As the name suggests, this ETF invests in master limited partnerships (MLPs) and other players in the midstream energy infrastructure space, such as pipeline and storage companies. The five largest positions in its current portfolio of 25 stocks are high-yielding energy infrastructure companies such as oil and natural gas pipeline storage and renewable energy company Enbridge, gas processing and transportation company Williams Companies, oil and gas midstream company Oneok, gas pipeline and terminal operator Kinder Morgan, and LNG provider Cheniere Energy.
In a nutshell, it's a play on the long-term growth of the oil and natural gas industry in the U.S. and the potential for producers to export liquefied natural gas via terminals in the U.S. With a more fossil-fuel-friendly administration coming to the White House, growth on that front looks more likely. In addition, there's been something of a shift over the last year in how the market views the outlook for fossil fuels.
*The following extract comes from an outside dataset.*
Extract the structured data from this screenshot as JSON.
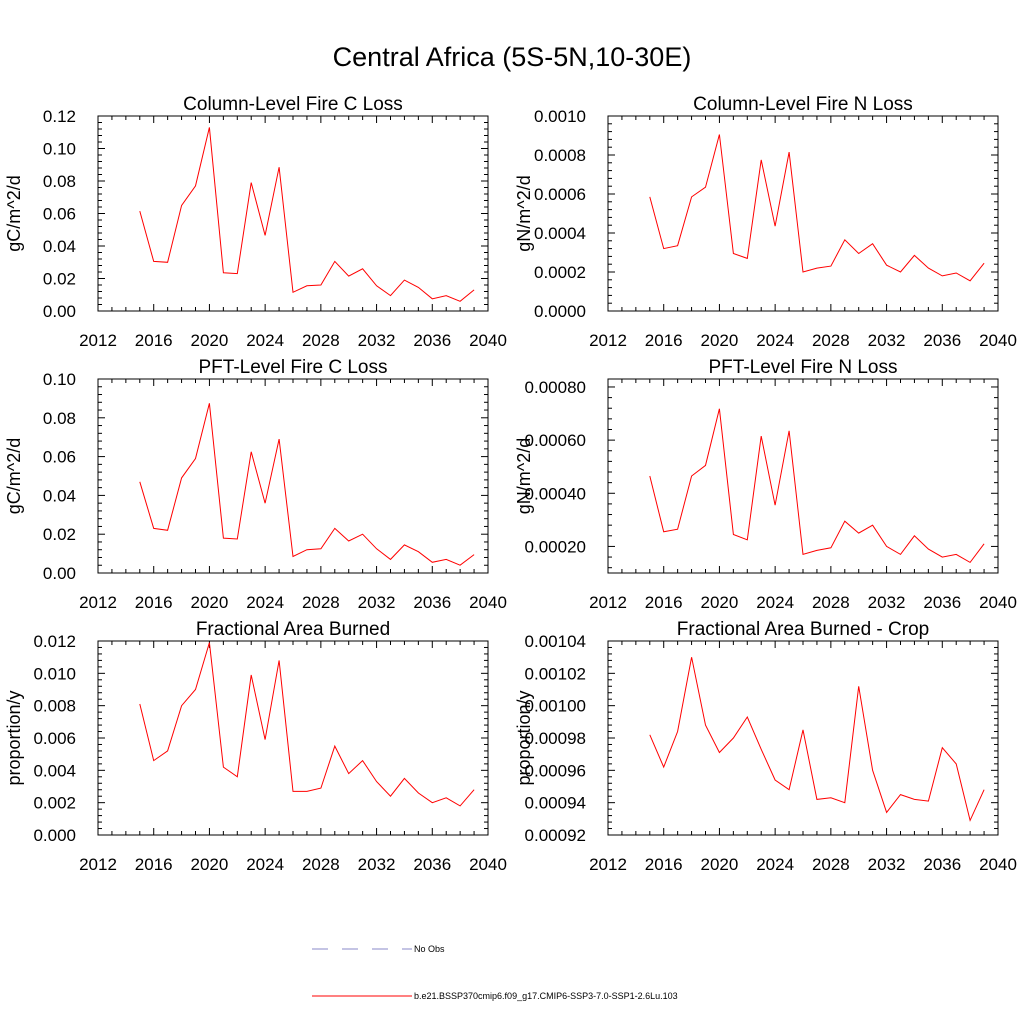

It's not so much that investors are denying that an energy transition is underway, but that more of them are coming to recognize that the costs and complexities of shifting to renewable energy sources may have been underestimated in the race to net zero. That's leading the market to conclude that the pace of the transition will likely be slower than many previously expected, and in that light, the role of natural gas, in particular, as a transition fuel is being positively reassessed. That should mean more profits for longer for natural gas companies, and particularly for the MLPs that store and transport it.